Convivium was a project of Cardus 2011‑2022, and is preserved here for archival purposes.
A History of Faithful CareA History of Faithful Care

A History of Faithful Care

Greg Humbert is on a hunt to document the living link between faith and health care. Read about his work at Catholic Health Alliance of Canada. 

Peter Stockland
2 minute read

A single list documenting the establishment of Catholic hospitals for over 300 years of Canadian history launched Greg Humbert on a hunt to document the living link between faith and health care.

Humbert, now semi-retired and living near North Bay Ont., was coming to the close of his career with the Catholic Health Association of Canada in the mid-2000s when he began collecting and digitizing books, pamphlets, posters and other literature recording the history of the hospitals founded and run by Catholic nursing nuns across the country.

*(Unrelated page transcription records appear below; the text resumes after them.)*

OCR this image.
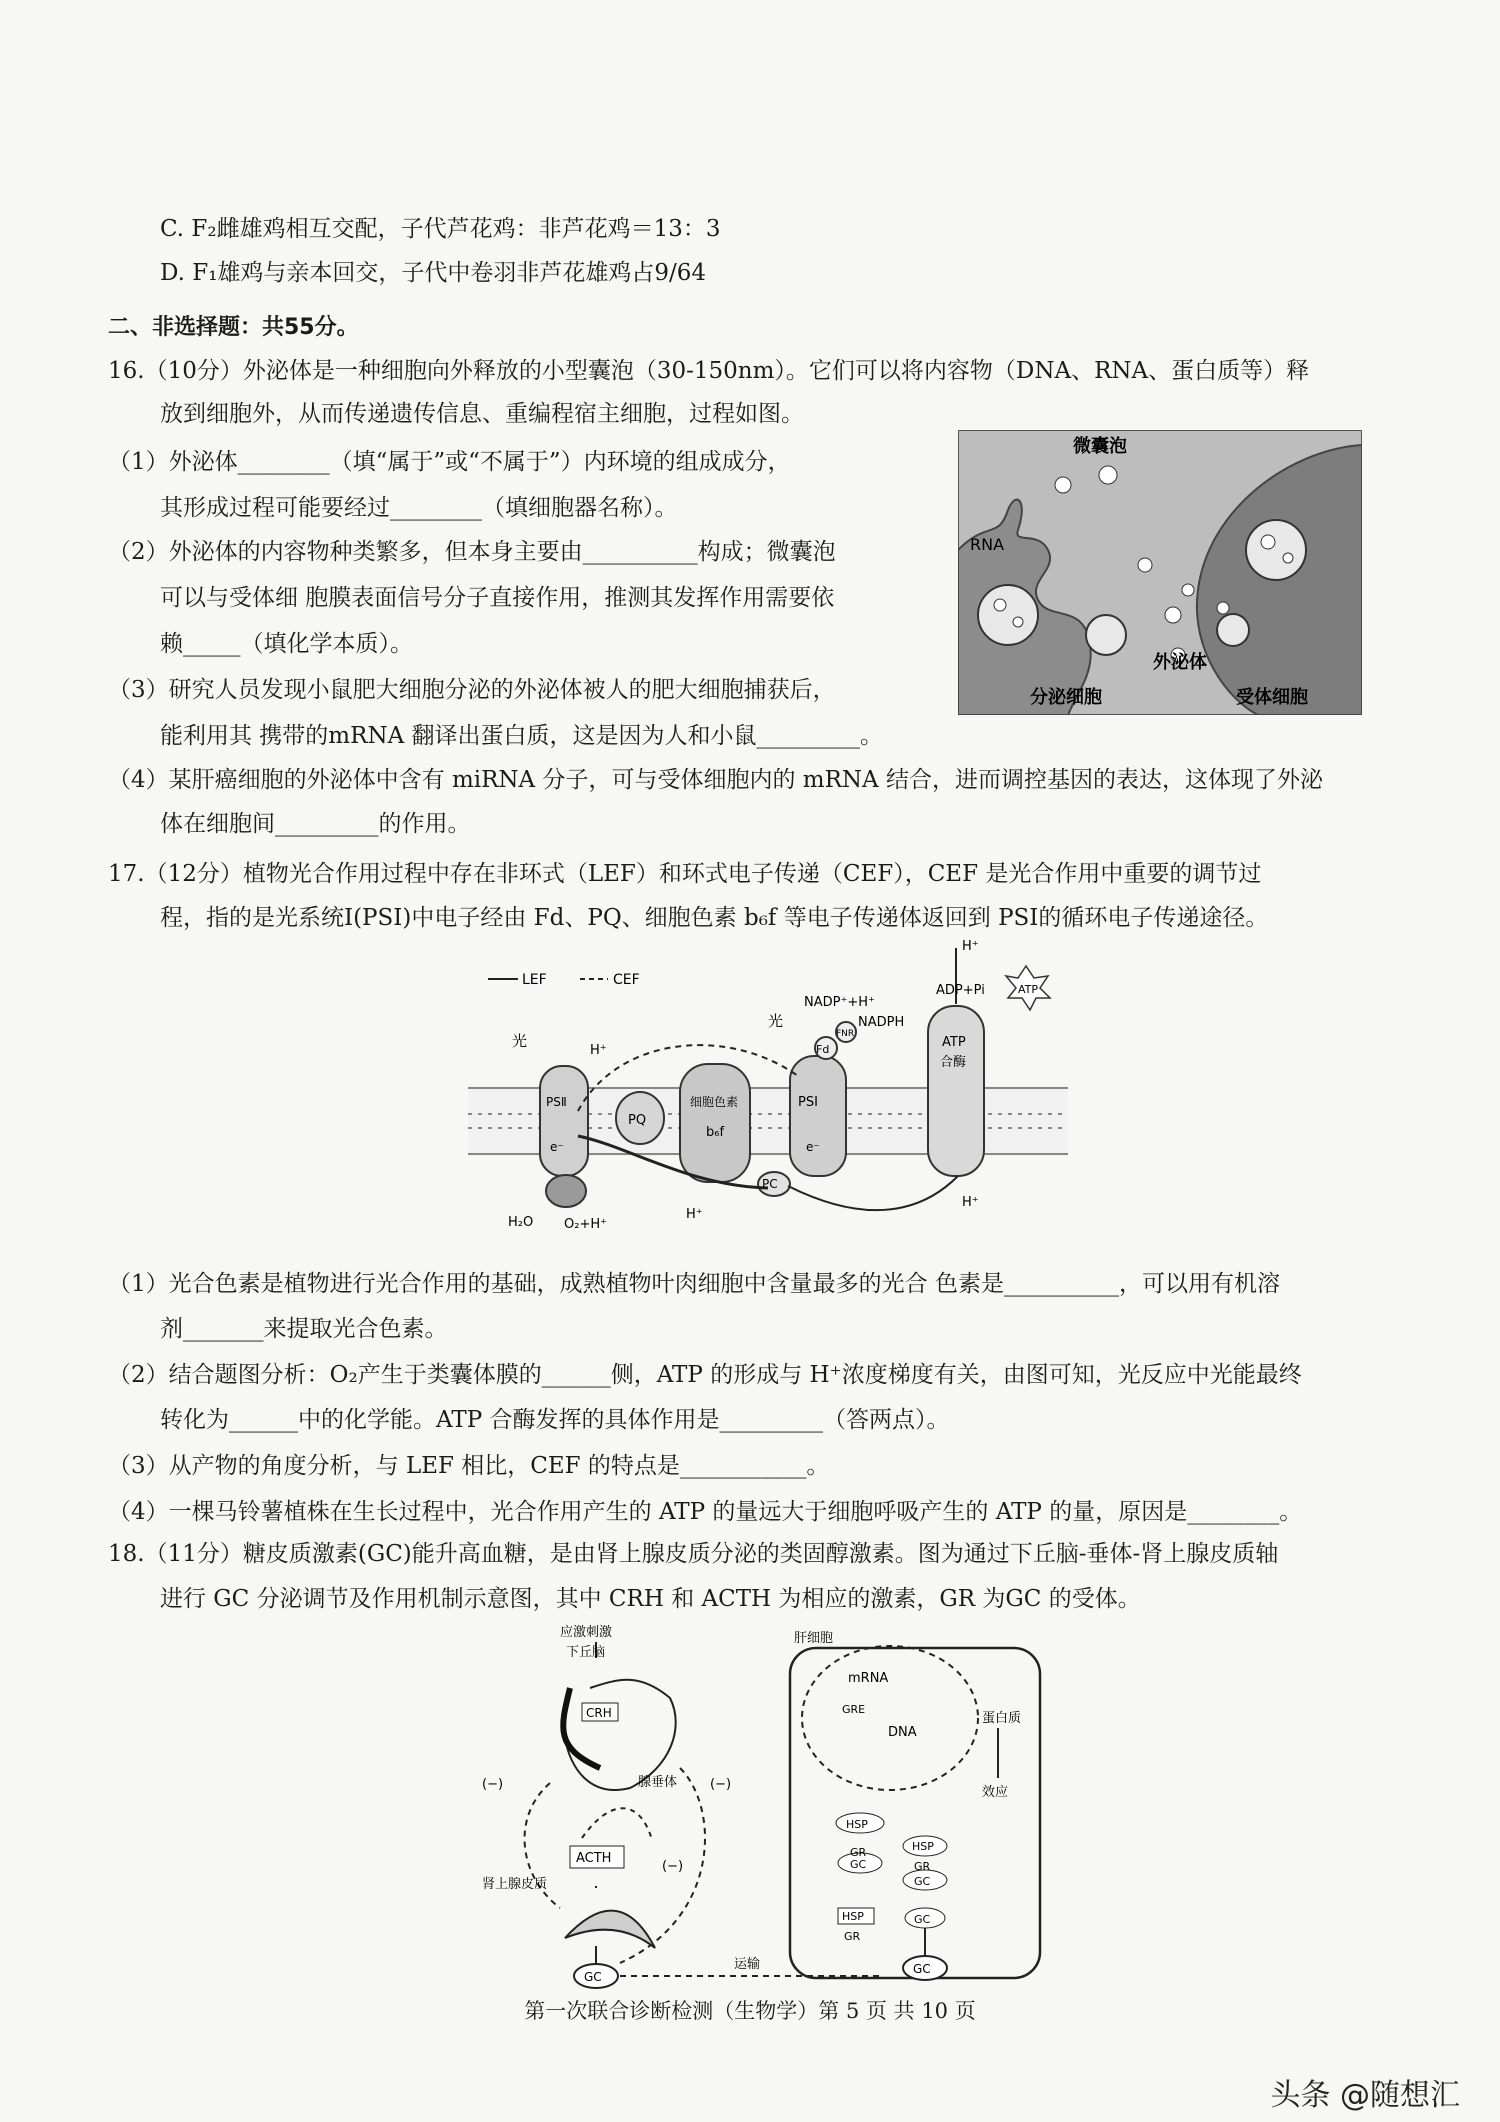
C. F₂雌雄鸡相互交配，子代芦花鸡：非芦花鸡＝13：3
D. F₁雄鸡与亲本回交，子代中卷羽非芦花雄鸡占9/64
二、非选择题：共55分。
16.（10分）外泌体是一种细胞向外释放的小型囊泡（30-150nm）。它们可以将内容物（DNA、RNA、蛋白质等）释
放到细胞外，从而传递遗传信息、重编程宿主细胞，过程如图。
（1）外泌体________（填“属于”或“不属于”）内环境的组成成分，
其形成过程可能要经过________（填细胞器名称）。
（2）外泌体的内容物种类繁多，但本身主要由__________构成；微囊泡
可以与受体细 胞膜表面信号分子直接作用，推测其发挥作用需要依
赖_____（填化学本质）。
（3）研究人员发现小鼠肥大细胞分泌的外泌体被人的肥大细胞捕获后，
能利用其 携带的mRNA 翻译出蛋白质，这是因为人和小鼠_________。
（4）某肝癌细胞的外泌体中含有 miRNA 分子，可与受体细胞内的 mRNA 结合，进而调控基因的表达，这体现了外泌
体在细胞间_________的作用。
微囊泡
RNA
外泌体
分泌细胞	受体细胞
17.（12分）植物光合作用过程中存在非环式（LEF）和环式电子传递（CEF），CEF 是光合作用中重要的调节过
程，指的是光系统Ⅰ(PSⅠ)中电子经由 Fd、PQ、细胞色素 b₆f 等电子传递体返回到 PSⅠ的循环电子传递途径。
LEF	CEF
光
光
H⁺
NADP⁺+H⁺
NADPH
ADP+Pi	ATP
H⁺
PSⅡ
PQ
细胞色素
b₆f
PSⅠ
Fd
FNR
ATP
合酶
PC
e⁻	e⁻
H₂O O₂+H⁺
H⁺
H⁺
（1）光合色素是植物进行光合作用的基础，成熟植物叶肉细胞中含量最多的光合 色素是__________，可以用有机溶
剂_______来提取光合色素。
（2）结合题图分析：O₂产生于类囊体膜的______侧，ATP 的形成与 H⁺浓度梯度有关，由图可知，光反应中光能最终
转化为______中的化学能。ATP 合酶发挥的具体作用是_________（答两点）。
（3）从产物的角度分析，与 LEF 相比，CEF 的特点是___________。
（4）一棵马铃薯植株在生长过程中，光合作用产生的 ATP 的量远大于细胞呼吸产生的 ATP 的量，原因是________。
18.（11分）糖皮质激素(GC)能升高血糖，是由肾上腺皮质分泌的类固醇激素。图为通过下丘脑-垂体-肾上腺皮质轴
进行 GC 分泌调节及作用机制示意图，其中 CRH 和 ACTH 为相应的激素，GR 为GC 的受体。
应激刺激
下丘脑
CRH
腺垂体
(−)	(−)
(−)
ACTH
肾上腺皮质
GC
运输
肝细胞
mRNA
GRE
DNA
蛋白质
效应
HSP
GR
GC
HSP
GR
GC
HSP
GR
GC
GC
第一次联合诊断检测（生物学）第 5 页 共 10 页
头条 @随想汇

“I’ve always been passionately interested in history, but I also recognize that people’s memories are short,” Humbert says. “Those Sisters gave their blood, sweat and tears to leave a legacy of service in health care. I felt it was important to document that legacy and make sure it could be shared as widely as possible.”

Since he began the Catholic Hospitals Digital History Books Collection for what is now the Catholic Health Alliance of Canada, Humbert has acquired and scanned, page by page, 300 books “documenting the legacy and contribution of the Congregations of Religious Women in Canada, their mission in health care, and the founding and operation of Catholic hospitals.”

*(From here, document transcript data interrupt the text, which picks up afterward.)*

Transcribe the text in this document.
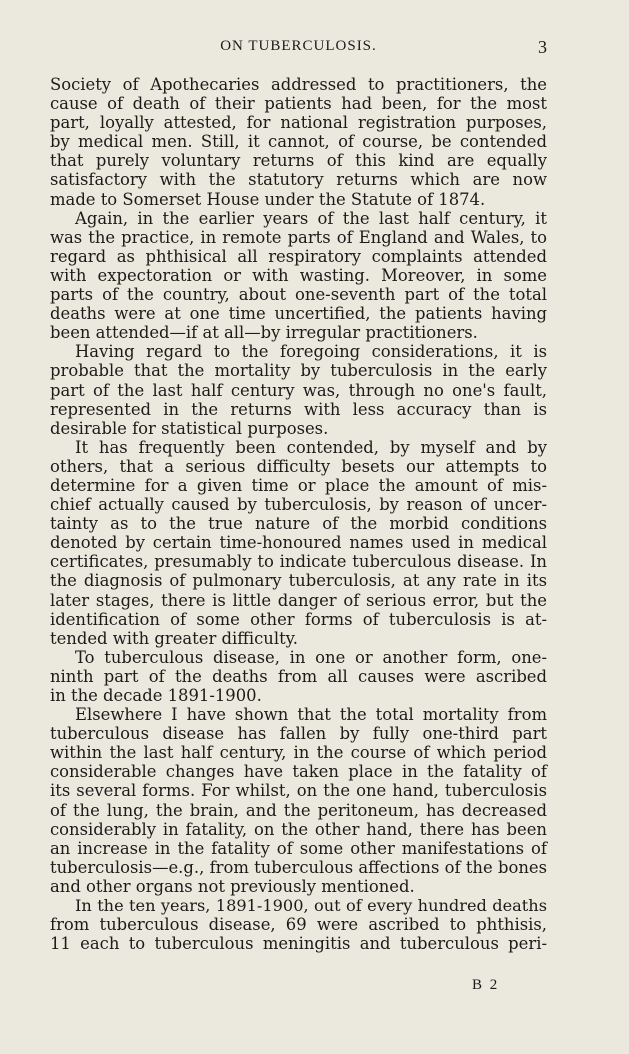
ON TUBERCULOSIS.	3
Society of Apothecaries addressed to practitioners, the
cause of death of their patients had been, for the most
part, loyally attested, for national registration purposes,
by medical men. Still, it cannot, of course, be contended
that purely voluntary returns of this kind are equally
satisfactory with the statutory returns which are now
made to Somerset House under the Statute of 1874.
Again, in the earlier years of the last half century, it
was the practice, in remote parts of England and Wales, to
regard as phthisical all respiratory complaints attended
with expectoration or with wasting. Moreover, in some
parts of the country, about one-seventh part of the total
deaths were at one time uncertified, the patients having
been attended—if at all—by irregular practitioners.
Having regard to the foregoing considerations, it is
probable that the mortality by tuberculosis in the early
part of the last half century was, through no one's fault,
represented in the returns with less accuracy than is
desirable for statistical purposes.
It has frequently been contended, by myself and by
others, that a serious difficulty besets our attempts to
determine for a given time or place the amount of mis-
chief actually caused by tuberculosis, by reason of uncer-
tainty as to the true nature of the morbid conditions
denoted by certain time-honoured names used in medical
certificates, presumably to indicate tuberculous disease. In
the diagnosis of pulmonary tuberculosis, at any rate in its
later stages, there is little danger of serious error, but the
identification of some other forms of tuberculosis is at-
tended with greater difficulty.
To tuberculous disease, in one or another form, one-
ninth part of the deaths from all causes were ascribed
in the decade 1891-1900.
Elsewhere I have shown that the total mortality from
tuberculous disease has fallen by fully one-third part
within the last half century, in the course of which period
considerable changes have taken place in the fatality of
its several forms. For whilst, on the one hand, tuberculosis
of the lung, the brain, and the peritoneum, has decreased
considerably in fatality, on the other hand, there has been
an increase in the fatality of some other manifestations of
tuberculosis—e.g., from tuberculous affections of the bones
and other organs not previously mentioned.
In the ten years, 1891-1900, out of every hundred deaths
from tuberculous disease, 69 were ascribed to phthisis,
11 each to tuberculous meningitis and tuberculous peri-
B 2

If archival dust tickles the nose reading that description, it shouldn’t. While often overlooked or outright ignored in a secular age, the contribution of Catholic hospitals to all corners of Canada is vital to our development as country. The reminder is more necessary than ever given the current pressure Catholic hospitals are under to conform to pending federal legislation allowing physician assisted suicide.

Humbert, whose academic background is in philosophy and theology but who worked in marketing and publications for the CHA, warns the pressure could spell the end of Catholic hospitals unless their historic role is recognized as a way to understand their concerns about euthanasia and assisted suicide.

“For God’s sake, we were here before anyone else,” he says. “Our sense of history and our legacy helps define who we are.”

The bare bones of that legacy on the list Humbert stumbled across, now featured on the project website records the founding of hospitals, and their religious congregations, dating from 1639 to 1945. What has been missing, and what he seeks to flesh out, is a comprehensive popular account of the way those hospitals both cultivated Canada’s approach to health care, and afforded space for strong, capable women to emerge as leaders in an age when there were virtually no other opportunities for them.

“The women who ran those hospitals were CEOs,” Humbert says. “There’s no question they were leaders in health, in the training of nurses, in caring for communities.”

The historic relationship between local Catholic hospitals and communities is a major catalyst for the content of the digitizing project not just for the content that’s recorded but for the motivation of people from across Canada to send him content. He is constantly receiving material from people across the country who want to spread the word about their local hospital and about the nuns who made it a place of caring and compassion at times of injury, illness, birth or death. He’s eager to receive more.

“That’s what I do on cold winter nights here in the North,” Humbert laughs. “I scan the pages to make sure Canadians will always know what a Catholic hospital is.”